Nevertheless, we should not underestimate the potential of what is unfolding.
This is not merely about chips and code—it is about shaping the DNA of tomorrow’s world. Just as Bretton Woods and the Marshall Plan built the post-WWII liberal order, Riyadh and Washington now have the chance to define the post-industrial one. The world’s next ideological competition may not be between communism and capitalism, but between techno-authoritarianism and techno-pluralism.
In Trump’s Riyadh speech, he envisioned a Middle East “defined by commerce, not chaos.” But perhaps it goes further. A region once known for exporting fossil fuels and fanatics could, with the right investment and incentives, become a hub for exporting technology, tolerance, and talent.
That won’t happen automatically. It requires consistency, coalition-building, and courage.
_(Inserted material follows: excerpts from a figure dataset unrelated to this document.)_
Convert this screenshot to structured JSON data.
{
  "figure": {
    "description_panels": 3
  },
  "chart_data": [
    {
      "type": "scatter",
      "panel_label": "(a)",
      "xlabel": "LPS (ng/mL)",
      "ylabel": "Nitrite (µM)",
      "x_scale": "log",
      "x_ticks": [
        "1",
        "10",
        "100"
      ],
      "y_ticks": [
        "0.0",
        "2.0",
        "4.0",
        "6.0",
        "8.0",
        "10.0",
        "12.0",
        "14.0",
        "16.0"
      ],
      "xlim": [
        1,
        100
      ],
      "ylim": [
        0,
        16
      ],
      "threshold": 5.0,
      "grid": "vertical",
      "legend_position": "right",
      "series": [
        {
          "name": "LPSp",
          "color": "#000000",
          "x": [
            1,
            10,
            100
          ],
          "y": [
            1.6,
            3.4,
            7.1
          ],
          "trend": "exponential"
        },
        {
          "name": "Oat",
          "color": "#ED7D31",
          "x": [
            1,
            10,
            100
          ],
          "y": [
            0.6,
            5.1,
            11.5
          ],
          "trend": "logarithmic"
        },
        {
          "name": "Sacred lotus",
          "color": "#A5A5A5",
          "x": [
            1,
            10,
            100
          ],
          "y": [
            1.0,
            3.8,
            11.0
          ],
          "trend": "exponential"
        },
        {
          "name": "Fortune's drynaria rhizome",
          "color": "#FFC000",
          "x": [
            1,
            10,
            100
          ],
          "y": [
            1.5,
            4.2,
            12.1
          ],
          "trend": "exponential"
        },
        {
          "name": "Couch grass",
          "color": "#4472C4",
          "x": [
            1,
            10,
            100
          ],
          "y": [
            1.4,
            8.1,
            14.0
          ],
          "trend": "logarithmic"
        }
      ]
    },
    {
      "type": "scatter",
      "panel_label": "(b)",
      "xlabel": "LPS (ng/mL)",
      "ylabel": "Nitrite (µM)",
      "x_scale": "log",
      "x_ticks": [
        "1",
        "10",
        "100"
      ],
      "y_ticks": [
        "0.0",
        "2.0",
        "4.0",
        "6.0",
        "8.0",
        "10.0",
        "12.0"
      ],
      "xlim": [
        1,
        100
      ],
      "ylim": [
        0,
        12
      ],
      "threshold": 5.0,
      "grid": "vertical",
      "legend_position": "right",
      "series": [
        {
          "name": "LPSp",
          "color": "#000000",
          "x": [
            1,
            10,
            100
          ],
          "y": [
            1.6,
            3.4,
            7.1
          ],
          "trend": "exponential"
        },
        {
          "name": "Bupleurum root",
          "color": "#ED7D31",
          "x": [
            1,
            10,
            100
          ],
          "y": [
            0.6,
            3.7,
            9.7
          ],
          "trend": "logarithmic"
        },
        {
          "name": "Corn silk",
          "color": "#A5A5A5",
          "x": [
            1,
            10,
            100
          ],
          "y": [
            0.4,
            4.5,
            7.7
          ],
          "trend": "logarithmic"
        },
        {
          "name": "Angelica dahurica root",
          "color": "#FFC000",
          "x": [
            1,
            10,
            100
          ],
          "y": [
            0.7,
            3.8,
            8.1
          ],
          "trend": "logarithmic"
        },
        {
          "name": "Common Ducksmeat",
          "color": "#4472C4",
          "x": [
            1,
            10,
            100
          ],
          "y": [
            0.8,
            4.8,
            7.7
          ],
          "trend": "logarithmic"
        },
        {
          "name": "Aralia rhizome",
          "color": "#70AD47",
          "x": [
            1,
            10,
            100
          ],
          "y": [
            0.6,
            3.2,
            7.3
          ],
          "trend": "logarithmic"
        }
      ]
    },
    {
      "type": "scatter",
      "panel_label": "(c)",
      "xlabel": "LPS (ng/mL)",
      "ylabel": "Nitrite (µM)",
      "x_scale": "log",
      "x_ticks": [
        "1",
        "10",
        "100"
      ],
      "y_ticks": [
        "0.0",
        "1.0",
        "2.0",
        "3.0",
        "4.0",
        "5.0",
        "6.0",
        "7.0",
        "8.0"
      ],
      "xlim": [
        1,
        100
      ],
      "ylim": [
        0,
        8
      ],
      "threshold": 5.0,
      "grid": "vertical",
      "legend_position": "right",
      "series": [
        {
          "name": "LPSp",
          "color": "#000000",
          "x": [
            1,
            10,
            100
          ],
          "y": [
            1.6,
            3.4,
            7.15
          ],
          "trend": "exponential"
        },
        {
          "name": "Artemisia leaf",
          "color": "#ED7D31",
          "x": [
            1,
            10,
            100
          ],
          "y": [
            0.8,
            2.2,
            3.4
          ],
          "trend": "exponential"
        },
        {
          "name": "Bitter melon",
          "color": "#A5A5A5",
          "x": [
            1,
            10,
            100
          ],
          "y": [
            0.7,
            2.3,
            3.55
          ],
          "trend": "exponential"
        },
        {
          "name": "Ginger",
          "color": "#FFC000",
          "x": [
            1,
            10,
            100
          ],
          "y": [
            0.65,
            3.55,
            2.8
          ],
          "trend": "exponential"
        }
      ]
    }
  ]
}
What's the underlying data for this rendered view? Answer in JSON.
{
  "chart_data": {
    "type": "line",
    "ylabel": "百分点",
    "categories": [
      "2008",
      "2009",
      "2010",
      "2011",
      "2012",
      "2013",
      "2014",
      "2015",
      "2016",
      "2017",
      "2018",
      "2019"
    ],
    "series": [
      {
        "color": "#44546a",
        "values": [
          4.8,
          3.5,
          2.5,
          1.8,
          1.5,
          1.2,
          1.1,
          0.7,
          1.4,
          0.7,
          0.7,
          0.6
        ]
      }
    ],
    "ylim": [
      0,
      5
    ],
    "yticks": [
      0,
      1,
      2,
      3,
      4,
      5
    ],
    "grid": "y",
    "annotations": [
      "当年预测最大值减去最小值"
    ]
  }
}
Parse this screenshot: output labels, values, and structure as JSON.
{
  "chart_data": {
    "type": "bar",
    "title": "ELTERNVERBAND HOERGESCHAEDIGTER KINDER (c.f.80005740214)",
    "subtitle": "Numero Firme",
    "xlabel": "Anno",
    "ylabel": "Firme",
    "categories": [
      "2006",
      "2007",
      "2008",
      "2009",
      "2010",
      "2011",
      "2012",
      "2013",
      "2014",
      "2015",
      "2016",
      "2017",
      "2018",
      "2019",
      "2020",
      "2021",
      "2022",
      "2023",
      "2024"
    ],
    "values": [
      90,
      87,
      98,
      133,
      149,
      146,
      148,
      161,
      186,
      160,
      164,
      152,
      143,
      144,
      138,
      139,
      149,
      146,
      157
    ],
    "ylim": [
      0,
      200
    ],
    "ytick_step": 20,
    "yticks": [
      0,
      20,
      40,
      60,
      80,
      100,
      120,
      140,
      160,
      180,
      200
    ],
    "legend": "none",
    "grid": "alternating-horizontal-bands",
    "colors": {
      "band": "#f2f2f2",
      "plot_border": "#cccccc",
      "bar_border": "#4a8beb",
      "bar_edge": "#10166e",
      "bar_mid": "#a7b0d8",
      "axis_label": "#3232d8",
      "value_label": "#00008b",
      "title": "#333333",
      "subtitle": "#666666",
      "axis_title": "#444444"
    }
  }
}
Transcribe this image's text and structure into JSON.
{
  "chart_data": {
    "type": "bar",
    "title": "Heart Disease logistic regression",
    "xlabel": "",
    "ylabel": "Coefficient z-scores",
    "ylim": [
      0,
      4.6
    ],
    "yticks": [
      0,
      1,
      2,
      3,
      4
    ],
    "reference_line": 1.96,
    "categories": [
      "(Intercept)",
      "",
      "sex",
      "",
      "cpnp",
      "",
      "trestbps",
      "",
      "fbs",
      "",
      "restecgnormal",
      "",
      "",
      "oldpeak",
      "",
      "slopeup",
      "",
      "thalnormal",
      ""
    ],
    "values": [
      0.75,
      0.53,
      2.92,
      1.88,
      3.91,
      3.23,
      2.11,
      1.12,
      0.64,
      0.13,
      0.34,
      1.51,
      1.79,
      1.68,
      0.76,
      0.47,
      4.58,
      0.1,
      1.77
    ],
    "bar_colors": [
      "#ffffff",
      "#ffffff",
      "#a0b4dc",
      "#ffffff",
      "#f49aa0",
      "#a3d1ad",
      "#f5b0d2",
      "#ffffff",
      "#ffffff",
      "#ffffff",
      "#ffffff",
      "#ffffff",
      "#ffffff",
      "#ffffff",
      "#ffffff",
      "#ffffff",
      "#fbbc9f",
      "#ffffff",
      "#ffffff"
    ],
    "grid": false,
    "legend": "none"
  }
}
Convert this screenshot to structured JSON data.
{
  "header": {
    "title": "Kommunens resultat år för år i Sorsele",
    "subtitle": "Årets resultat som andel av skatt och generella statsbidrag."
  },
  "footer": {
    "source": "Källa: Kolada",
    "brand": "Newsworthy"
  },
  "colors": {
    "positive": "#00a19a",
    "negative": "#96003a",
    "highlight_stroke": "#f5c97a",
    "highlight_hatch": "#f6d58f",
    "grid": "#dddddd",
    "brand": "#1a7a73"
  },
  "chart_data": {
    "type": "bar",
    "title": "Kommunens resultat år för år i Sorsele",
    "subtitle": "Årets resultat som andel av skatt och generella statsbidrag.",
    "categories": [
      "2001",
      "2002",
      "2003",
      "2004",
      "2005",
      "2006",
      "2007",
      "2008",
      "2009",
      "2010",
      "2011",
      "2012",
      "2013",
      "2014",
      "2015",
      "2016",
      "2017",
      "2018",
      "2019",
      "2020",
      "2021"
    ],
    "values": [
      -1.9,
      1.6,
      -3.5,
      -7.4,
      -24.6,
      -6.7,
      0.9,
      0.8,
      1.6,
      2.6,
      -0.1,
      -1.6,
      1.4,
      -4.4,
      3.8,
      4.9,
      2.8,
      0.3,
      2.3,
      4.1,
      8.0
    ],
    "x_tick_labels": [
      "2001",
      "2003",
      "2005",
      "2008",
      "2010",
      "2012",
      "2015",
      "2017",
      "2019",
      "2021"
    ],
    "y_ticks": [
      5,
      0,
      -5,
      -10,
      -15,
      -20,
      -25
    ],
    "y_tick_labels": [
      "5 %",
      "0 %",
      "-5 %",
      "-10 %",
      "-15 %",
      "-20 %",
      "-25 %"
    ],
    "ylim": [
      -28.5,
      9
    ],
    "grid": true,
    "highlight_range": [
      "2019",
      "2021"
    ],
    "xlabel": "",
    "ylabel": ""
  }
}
But the pieces are falling into place: from Neom’s innovation corridors to Silicon Valley’s algorithmic breakthroughs, from DCO’s policy playbooks to new AI corridors linking Riyadh, Abu Dhabi, and Austin.
The future won’t wait. As the race for digital supremacy accelerates, nations must choose: to lead or to lag, to co-operate or to capitulate.
With its capital, strategic geography, and bold leadership, Saudi Arabia is signalling its desire to lead. With its innovation base, security commitments, and global alliances, America remains the indispensable partner.
Together, they can forge not just a new alliance—but a new global order. One where power is measured not by the oil beneath our feet, but by the intelligence—human and artificial—that shapes the world above it.